梁修的唇很軟,仿若用一點力就會化入口中。
他乖乖地坐在凳子上,仰著頭,接受著她的親吻,不由自主地斂下眸,那一臉的認真就像是投入了所有的靈魂。
他在她的吻里顫抖、哭泣。
炙熱的淚順著臉頰流入吻中,她嘗到了他眼淚的味道。
要不是她的姿勢有點難以維持太久,她都不想離開他的紅唇,結束這個親吻。
「知道我為什麼生氣嗎?」
梁修的眼睛是那麼透徹,比染上晨光的大海都要美麗。
他渴求的看著她,想要得到答案。
「因為我想和你上床,就男人和女人正常的做愛。

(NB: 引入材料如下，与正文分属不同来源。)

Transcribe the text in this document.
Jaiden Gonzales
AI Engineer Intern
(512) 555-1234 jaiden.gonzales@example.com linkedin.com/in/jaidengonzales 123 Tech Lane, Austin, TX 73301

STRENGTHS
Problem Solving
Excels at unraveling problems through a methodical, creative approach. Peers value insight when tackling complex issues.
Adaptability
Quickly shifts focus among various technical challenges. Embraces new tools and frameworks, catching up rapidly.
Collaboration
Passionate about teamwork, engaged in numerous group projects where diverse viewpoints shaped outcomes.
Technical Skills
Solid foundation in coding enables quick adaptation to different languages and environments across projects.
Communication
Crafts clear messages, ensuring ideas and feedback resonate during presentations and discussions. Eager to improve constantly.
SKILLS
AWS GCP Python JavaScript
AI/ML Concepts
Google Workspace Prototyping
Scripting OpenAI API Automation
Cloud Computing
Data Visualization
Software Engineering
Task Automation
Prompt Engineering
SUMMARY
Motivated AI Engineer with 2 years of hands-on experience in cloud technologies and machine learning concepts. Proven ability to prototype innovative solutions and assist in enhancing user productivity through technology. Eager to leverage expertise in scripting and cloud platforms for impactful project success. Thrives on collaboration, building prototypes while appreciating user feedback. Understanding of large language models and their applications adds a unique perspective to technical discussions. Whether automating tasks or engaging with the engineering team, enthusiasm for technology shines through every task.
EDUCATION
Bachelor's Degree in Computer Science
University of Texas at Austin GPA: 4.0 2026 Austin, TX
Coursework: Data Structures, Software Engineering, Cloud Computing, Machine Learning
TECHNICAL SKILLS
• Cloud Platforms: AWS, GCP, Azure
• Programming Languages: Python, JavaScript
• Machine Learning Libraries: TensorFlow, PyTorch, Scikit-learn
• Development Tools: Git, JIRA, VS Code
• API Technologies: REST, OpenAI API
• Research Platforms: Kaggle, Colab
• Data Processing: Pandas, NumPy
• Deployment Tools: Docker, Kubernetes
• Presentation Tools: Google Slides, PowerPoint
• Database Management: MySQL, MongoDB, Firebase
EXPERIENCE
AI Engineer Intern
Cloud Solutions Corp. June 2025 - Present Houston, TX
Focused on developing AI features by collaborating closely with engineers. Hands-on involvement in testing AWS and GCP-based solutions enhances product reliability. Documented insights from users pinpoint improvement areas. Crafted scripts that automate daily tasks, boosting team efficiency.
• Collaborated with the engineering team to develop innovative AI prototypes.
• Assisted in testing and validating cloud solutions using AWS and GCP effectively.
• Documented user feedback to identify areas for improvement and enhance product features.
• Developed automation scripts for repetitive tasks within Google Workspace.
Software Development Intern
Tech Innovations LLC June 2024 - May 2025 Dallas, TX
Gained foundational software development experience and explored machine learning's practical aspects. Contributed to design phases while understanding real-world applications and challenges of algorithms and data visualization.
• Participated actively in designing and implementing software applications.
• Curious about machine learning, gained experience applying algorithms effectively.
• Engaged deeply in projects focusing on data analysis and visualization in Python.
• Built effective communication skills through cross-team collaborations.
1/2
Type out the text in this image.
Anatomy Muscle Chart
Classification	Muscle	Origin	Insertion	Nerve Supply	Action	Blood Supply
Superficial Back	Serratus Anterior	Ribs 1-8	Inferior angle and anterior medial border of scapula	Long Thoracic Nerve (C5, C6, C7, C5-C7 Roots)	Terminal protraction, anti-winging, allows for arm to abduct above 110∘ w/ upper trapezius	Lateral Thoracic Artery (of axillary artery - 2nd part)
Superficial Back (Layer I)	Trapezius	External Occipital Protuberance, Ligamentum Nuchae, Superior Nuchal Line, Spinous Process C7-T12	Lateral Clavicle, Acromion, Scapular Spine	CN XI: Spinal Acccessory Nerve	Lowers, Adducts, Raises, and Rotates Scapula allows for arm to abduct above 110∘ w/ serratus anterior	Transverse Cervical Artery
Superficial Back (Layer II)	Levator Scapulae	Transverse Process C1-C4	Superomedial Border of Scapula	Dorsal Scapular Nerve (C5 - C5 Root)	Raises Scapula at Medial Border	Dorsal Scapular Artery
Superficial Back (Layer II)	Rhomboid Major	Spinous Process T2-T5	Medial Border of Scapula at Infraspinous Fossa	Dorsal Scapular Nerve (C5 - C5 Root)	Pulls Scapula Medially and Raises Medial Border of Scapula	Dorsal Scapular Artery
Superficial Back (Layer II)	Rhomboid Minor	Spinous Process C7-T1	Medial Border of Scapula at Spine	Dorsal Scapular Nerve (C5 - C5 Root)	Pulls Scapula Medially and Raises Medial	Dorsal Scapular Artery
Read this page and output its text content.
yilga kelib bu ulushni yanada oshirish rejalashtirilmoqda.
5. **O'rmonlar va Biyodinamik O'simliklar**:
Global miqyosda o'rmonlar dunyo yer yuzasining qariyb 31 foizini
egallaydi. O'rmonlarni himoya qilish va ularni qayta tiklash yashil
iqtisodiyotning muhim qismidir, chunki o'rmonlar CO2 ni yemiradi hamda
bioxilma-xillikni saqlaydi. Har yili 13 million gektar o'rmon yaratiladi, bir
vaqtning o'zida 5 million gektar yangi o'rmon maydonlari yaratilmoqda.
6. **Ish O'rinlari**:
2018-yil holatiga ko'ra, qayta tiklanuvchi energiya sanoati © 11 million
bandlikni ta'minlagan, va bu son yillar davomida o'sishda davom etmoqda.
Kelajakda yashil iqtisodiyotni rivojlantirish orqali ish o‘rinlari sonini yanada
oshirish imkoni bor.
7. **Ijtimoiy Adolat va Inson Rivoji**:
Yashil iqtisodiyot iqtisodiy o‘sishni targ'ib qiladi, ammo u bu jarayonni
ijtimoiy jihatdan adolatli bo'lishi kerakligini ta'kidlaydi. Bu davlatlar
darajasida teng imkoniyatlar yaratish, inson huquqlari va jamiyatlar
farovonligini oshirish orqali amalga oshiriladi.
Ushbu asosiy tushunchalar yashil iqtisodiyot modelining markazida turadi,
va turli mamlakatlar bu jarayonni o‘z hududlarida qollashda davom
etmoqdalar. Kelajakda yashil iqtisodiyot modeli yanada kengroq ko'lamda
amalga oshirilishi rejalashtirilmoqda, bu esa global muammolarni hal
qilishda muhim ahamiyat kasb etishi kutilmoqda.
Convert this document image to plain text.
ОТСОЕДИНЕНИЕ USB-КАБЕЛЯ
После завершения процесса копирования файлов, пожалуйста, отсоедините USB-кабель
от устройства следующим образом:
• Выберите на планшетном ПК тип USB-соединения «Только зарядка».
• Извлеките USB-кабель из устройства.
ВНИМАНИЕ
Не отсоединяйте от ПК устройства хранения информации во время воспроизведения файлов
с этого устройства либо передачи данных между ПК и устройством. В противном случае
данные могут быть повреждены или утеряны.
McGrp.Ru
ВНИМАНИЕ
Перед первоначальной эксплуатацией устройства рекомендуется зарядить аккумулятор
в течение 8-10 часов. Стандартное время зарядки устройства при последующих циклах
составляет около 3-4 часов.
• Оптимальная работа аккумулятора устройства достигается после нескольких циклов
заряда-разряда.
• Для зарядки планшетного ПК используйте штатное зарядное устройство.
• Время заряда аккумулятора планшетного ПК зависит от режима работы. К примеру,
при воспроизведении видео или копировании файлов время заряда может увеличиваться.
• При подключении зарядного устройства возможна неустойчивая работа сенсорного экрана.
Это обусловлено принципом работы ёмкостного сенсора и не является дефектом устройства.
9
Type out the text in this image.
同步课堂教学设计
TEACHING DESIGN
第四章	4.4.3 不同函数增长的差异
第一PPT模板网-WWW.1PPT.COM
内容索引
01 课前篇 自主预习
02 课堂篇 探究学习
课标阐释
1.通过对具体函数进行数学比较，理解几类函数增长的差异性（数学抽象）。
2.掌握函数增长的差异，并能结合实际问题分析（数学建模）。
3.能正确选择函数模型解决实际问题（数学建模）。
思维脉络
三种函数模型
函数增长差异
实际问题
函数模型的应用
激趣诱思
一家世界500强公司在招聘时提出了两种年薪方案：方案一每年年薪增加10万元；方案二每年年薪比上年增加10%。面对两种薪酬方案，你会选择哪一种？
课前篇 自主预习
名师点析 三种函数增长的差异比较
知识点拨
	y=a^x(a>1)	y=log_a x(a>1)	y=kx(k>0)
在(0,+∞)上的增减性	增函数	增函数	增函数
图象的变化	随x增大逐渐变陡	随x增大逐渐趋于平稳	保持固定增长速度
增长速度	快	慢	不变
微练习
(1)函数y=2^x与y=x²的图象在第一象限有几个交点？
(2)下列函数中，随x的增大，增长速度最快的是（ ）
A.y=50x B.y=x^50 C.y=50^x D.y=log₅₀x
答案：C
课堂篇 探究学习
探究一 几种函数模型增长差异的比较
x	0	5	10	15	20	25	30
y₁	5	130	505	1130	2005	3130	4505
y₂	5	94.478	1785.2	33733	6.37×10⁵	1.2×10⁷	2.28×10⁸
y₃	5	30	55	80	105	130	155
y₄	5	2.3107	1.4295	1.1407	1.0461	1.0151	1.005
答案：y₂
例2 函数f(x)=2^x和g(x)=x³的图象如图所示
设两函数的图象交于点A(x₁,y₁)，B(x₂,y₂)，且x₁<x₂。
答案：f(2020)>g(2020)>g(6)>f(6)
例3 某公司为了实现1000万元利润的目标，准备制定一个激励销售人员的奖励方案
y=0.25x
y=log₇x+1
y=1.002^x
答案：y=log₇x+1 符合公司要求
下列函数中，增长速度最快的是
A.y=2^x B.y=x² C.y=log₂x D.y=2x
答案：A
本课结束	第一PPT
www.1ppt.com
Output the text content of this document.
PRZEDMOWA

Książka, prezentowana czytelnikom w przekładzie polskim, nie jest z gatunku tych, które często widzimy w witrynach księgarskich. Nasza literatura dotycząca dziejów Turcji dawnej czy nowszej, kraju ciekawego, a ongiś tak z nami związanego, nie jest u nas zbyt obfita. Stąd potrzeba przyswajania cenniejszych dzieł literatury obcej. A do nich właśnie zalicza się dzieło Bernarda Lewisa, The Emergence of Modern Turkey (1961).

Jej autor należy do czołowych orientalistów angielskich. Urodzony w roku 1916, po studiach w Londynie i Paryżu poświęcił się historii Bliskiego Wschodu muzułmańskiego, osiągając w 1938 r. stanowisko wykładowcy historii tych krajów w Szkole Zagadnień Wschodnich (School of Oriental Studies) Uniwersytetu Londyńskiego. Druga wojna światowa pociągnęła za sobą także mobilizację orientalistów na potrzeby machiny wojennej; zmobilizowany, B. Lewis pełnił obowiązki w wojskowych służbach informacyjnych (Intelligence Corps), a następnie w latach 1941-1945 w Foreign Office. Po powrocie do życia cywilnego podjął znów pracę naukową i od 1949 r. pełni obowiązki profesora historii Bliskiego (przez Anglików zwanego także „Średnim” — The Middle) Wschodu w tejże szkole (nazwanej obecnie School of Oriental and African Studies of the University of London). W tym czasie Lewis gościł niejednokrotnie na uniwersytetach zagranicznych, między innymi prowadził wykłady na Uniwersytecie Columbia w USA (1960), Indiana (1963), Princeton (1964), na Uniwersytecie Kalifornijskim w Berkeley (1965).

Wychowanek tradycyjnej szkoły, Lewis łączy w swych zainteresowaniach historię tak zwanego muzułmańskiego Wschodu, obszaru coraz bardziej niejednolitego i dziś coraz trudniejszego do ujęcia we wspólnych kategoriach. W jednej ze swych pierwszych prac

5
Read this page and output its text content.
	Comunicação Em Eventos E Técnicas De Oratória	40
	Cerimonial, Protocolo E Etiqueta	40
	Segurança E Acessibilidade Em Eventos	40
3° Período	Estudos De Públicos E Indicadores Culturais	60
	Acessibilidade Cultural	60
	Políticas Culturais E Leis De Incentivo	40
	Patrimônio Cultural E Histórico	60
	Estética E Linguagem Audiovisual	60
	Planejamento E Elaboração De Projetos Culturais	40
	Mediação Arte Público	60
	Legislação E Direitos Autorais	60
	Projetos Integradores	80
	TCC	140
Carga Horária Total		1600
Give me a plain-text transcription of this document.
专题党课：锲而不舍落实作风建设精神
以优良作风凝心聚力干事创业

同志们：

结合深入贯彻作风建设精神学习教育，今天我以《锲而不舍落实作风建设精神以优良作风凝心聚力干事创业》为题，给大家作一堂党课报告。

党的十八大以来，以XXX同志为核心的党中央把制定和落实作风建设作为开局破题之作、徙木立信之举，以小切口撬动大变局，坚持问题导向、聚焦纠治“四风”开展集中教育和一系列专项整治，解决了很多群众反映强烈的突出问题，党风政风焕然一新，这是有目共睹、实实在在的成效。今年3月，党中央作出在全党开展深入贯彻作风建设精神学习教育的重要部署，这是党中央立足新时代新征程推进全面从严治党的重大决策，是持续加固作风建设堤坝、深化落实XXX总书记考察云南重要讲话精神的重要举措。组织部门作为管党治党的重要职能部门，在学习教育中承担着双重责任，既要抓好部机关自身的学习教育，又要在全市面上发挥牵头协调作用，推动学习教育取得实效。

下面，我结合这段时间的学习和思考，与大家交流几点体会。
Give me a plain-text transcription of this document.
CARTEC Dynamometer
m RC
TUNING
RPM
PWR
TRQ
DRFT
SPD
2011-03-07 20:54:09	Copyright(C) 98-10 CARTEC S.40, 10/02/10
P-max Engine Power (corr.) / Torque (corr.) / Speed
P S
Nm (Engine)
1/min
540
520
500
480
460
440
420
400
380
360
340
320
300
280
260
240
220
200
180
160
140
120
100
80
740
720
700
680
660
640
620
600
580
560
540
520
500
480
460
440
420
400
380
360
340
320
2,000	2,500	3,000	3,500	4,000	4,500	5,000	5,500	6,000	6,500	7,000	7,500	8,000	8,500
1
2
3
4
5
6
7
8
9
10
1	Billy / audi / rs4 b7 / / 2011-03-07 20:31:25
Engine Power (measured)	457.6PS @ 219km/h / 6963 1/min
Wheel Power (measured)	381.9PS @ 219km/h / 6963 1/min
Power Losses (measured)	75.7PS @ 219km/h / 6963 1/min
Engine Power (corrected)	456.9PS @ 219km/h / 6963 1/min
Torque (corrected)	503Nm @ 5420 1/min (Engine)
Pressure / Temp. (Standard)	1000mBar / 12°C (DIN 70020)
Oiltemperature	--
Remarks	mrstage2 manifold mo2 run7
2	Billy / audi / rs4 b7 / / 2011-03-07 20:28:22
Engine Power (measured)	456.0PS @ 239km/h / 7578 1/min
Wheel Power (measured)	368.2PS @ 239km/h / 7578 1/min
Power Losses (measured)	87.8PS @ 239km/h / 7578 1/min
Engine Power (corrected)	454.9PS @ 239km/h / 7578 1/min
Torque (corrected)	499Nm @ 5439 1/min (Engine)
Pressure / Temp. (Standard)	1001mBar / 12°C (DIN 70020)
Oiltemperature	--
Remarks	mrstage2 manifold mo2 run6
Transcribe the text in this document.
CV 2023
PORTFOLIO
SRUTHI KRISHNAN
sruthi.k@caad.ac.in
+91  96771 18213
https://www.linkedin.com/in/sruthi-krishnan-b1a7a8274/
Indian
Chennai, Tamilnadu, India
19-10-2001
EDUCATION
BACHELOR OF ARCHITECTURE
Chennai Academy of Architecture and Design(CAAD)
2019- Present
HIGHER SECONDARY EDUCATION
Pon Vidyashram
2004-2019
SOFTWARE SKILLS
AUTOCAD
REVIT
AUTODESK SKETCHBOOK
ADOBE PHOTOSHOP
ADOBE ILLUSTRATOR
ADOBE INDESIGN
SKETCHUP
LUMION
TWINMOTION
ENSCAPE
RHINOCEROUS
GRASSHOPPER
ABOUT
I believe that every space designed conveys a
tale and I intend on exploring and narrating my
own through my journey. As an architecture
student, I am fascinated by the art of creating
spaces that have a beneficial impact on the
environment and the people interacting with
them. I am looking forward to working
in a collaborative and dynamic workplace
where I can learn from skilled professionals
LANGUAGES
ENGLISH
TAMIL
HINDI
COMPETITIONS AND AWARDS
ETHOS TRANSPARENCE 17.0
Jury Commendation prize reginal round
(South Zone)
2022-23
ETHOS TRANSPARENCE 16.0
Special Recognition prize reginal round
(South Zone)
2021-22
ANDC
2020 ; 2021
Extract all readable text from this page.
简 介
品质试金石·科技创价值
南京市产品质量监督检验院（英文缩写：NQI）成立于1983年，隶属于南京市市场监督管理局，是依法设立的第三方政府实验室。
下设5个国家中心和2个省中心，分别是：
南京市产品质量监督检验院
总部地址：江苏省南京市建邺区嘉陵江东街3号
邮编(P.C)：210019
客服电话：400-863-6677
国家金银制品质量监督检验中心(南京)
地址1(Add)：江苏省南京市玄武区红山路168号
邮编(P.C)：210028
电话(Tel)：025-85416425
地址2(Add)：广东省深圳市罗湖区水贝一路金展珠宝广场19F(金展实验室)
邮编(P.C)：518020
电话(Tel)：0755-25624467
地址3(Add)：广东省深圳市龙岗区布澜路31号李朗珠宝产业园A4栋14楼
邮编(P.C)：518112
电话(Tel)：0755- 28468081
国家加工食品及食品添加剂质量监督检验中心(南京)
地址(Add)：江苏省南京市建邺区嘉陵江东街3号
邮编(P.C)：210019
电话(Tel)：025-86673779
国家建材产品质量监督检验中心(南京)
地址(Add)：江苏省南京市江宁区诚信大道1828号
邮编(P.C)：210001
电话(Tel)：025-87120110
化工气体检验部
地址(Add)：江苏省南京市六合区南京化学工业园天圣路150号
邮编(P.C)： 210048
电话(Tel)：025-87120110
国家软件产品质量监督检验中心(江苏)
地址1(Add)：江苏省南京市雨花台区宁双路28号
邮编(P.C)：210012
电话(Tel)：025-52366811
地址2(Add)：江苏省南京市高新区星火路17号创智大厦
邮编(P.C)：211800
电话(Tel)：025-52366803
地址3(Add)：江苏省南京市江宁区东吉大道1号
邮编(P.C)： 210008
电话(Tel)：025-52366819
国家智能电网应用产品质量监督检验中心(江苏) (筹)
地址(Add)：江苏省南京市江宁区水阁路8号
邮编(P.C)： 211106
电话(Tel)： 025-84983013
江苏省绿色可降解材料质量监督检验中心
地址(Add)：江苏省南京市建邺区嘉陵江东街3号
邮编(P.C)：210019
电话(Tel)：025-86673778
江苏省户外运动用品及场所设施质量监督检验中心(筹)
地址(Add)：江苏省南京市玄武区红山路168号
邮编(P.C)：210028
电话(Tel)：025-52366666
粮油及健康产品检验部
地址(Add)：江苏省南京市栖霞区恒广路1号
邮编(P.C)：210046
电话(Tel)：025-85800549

」
她看見他的瞳孔在收縮,他在震驚,在期待,也在興奮。
「因為我覺得你好像還沒有從和賀南周的那段感情里走出來,你還覺得自已是個小受,是個同性戀,我們在搞基。」
梁修慌張地搖了搖頭。
「我也會吃醋的,在你每次給我說和他的一切時,也在他每一次告訴我,你不行的時候,我總會不由自主地就想著你被他壓在身下的畫面。」
「你是不是也那麼騷、那麼美,那麼讓人……」無法自拔呢。
也就是最近這段時間,她好像開始接受不了梁修那個時候的模樣也被其他人見過。
特別是在賀南周侵犯她的時候,這種想法就會更加猛烈,加倍了賀南周對她實施暴力的傷害效果。
「所以梁梁,我們……冷靜一下吧。」
原本都已經止住的眼淚,在她這句話說出來之後,又無聲地落下,一點預兆都沒有。
梁修瞬間又被她的話從天堂帶入了地獄。
王以沫收起捧住他小臉的手,坐了回去,對他笑了笑後,說道,「吃飯。」
「姐……」他一口口咽著唾沫,胸口處仿佛有不斷的酸水在往上冒,他怎麼都咽不下去。
「你什麼意思啊?」
王以沫拾起碗筷,開始繼續吃飯,她平靜地回道,「我會搬出去一段時間,但只是搬出去而已,你別多想。」
「你……你還是生我氣了?」
「沒有。」
「我、我不會了……我以後再也不會和你吵了。」
「我真沒有。」王以沫對他的笑容是那麼的溫柔,她想要以此安慰他,可他卻哭得越來越厲害。
他捂住嘴,想要壓住自已抽泣的聲音,卻還是溢了出來。
「這麼說吧,與其說在生氣,不如說……我……現在有點接受不了,你曾經和他在一起過了。我需要時間消化一下。」
「你……嫌我髒?」
王以沫淺笑出聲,「你說什麼呢,我明明是在酸,我就是個檸檬精,嫉妒使人滿目全非。」
梁修閉上眼,深呼吸,終於把自已的情緒平復了下來。